BAY OF PIGS, Cuba (AP) _ Breathtakingly gorgeous with its blue seas and white sands, the Bay of Pigs looks more like a billboard for a Caribbean vacation than an old Cold War battleground.
The beach where tourists now sip daiquiris was the stage 40 years ago for one of the most memorable chapters in the struggle between Washington and Havana: the invasion of Cuba by a CIA-trained band of armed exiles.
As the April 17-19 anniversary approaches, top Kennedy administration officials and even members of the Bay of Pigs invasion force are to return to the same beach this week for a very different kind of encounter with Jose Ramon Fernandez, then the leader of the defending force, now one of Fidel Castro's vice presidents.
At a conference beginning Thursday, they hope to shed new light on the invasion and view hitherto classified U.S. and Cuban documents.
The invasion remains a delicate subject, bound up in the 40 years of U.S.-Cuban hostility. Even on the eve of the conference, neither side would name the participants, apparently fearing that premature publicity would make them drop out.
Then there's the perennial question of why the invasion failed - a subject that still nettles Fernandez.
It irks him that most Americans blame their own side's poor planning, rather than credit the Cubans' fighting prowess. Usually, ``history is written by the victors,'' he says, while in this case, it has been written by the losers.

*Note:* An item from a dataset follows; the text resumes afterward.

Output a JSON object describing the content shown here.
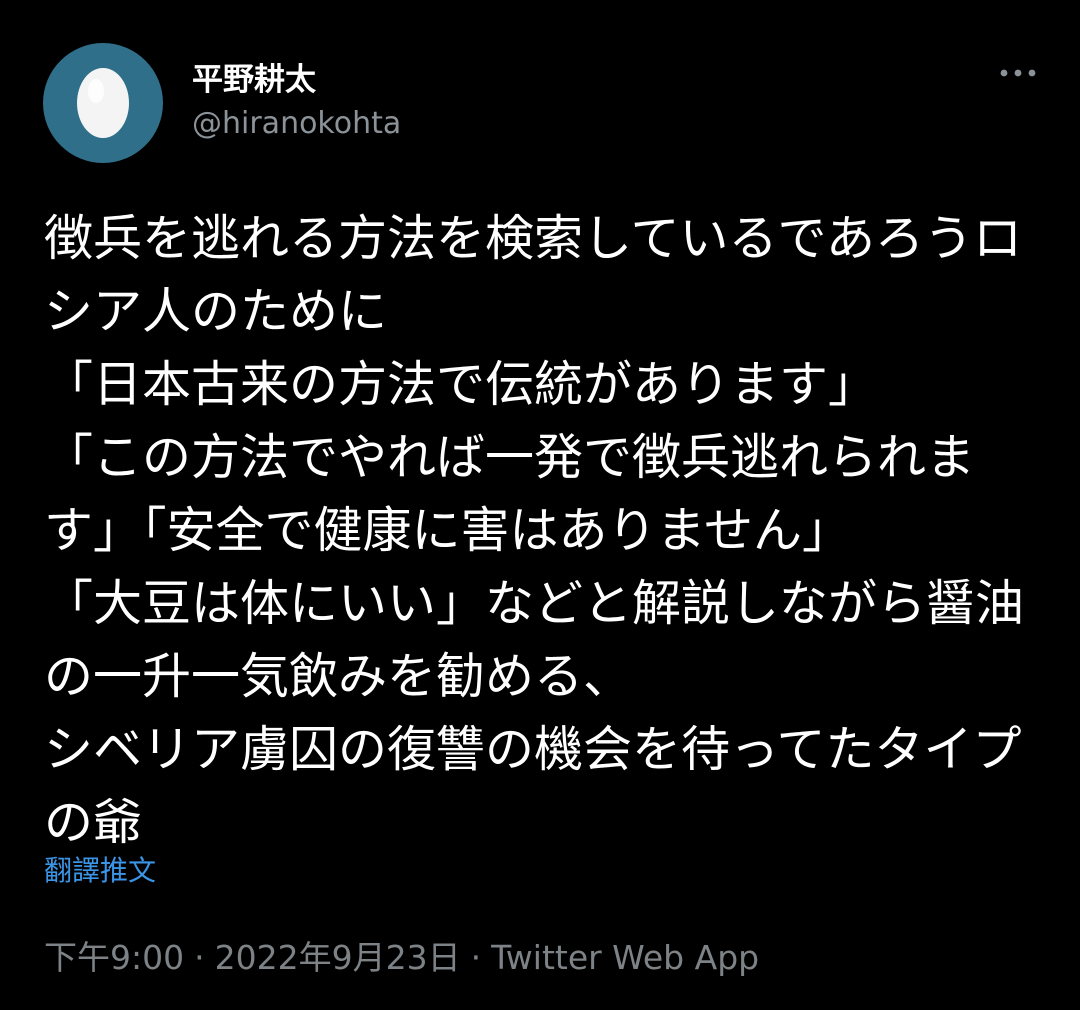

Standing tall and erect, with a shock of white hair and startlingly blue eyes, Fernandez at 77 still has the bearing of a career general who trained in artillery at Fort Sill in Oklahoma while serving in the pre-communist army under President Fulgencio Batista.
Jailed for three years for criticizing corruption in Batista's military, Fernandez joined Castro's government after the 1959 revolution.
Now, even though the U.S. embargo on Cuba remains unrelenting, Fernandez is playing a part in a reconciliation of sorts by helping to organize the conference that begins in a Havana hotel and moves to the Bay of Pigs, about 100 miles southeast of the capital, on the weekend.
Trained by the CIA in Guatemala, the 2506 Brigade was comprised of about 1,500 exiles determined to overthrow the government that had seized power 16 months before.
Washington worried that the Soviet Union would use Cuba to establish a beachhead 90 miles from American shores. It foreshadowed the crisis that blew up the following year over Soviet nuclear missiles being deployed in Cuba.
The three-day invasion ended in debacle. Short of ammunition and lacking U.S. air support, more than 1,000 invaders were captured. One hundred invaders and 151 defenders died, said Fernandez.
Surviving exiles have always blamed bungled planning and the Kennedy Administration's refusal to provide sufficient air cover.
But Fernandez said the operation failed because the invaders were unprepared for his troops' bravery and firepower. He denied reports that the Soviet Union had tipped Cuba off about the invasion or that Cuban agents infiltrated the exiles' training camps.
But he did acknowledge that Cuba rounded up government opponents hours before the beach landing.
Mirto Collazo, a 2506 Brigade veteran living in Miami, said insufficient ammunition was also a factor. But although he is still a foe of Castro, he praised Fernandez's battle skills.
``He was the best artillery man that Cuba had,'' said Collazo, a former Cuban soldier who studied under Fernandez during the Batista regime. ``Militarily, I have a lot of respect for him.''
But in a telephone interview, he said that he still opposes Castro's government and would not attend the conference.
Jaime Suchlicki, who directs a Cuban studies program at the University of Miami, says many Cuban-Americans see the conference as ``a propaganda maneuver by the Castro government, an attempt to divide the exile community.''
In an e-mail to The Associated Press from Miami, the Bay of Pigs Veterans Association Brigade 2506 wrote: ``For us, this 40th anniversary of the Bay of Pigs is one more reason to reaffirm our uncompromising position not to have dialogue'' with Castro's government.
These days, visiting Americans tour the Playa Giron Museum on the Bay of Pigs, where a small gallery displays black and white photos of captured anti-Castro commandos, yellowed newspaper clippings, the bright blue uniforms of defending militia members.
Also on exhibit are a 81mm mortar and a Browning machine gun seized from invaders. A British-made Sea Fury plane that shot down two American B-26 planes stands outside.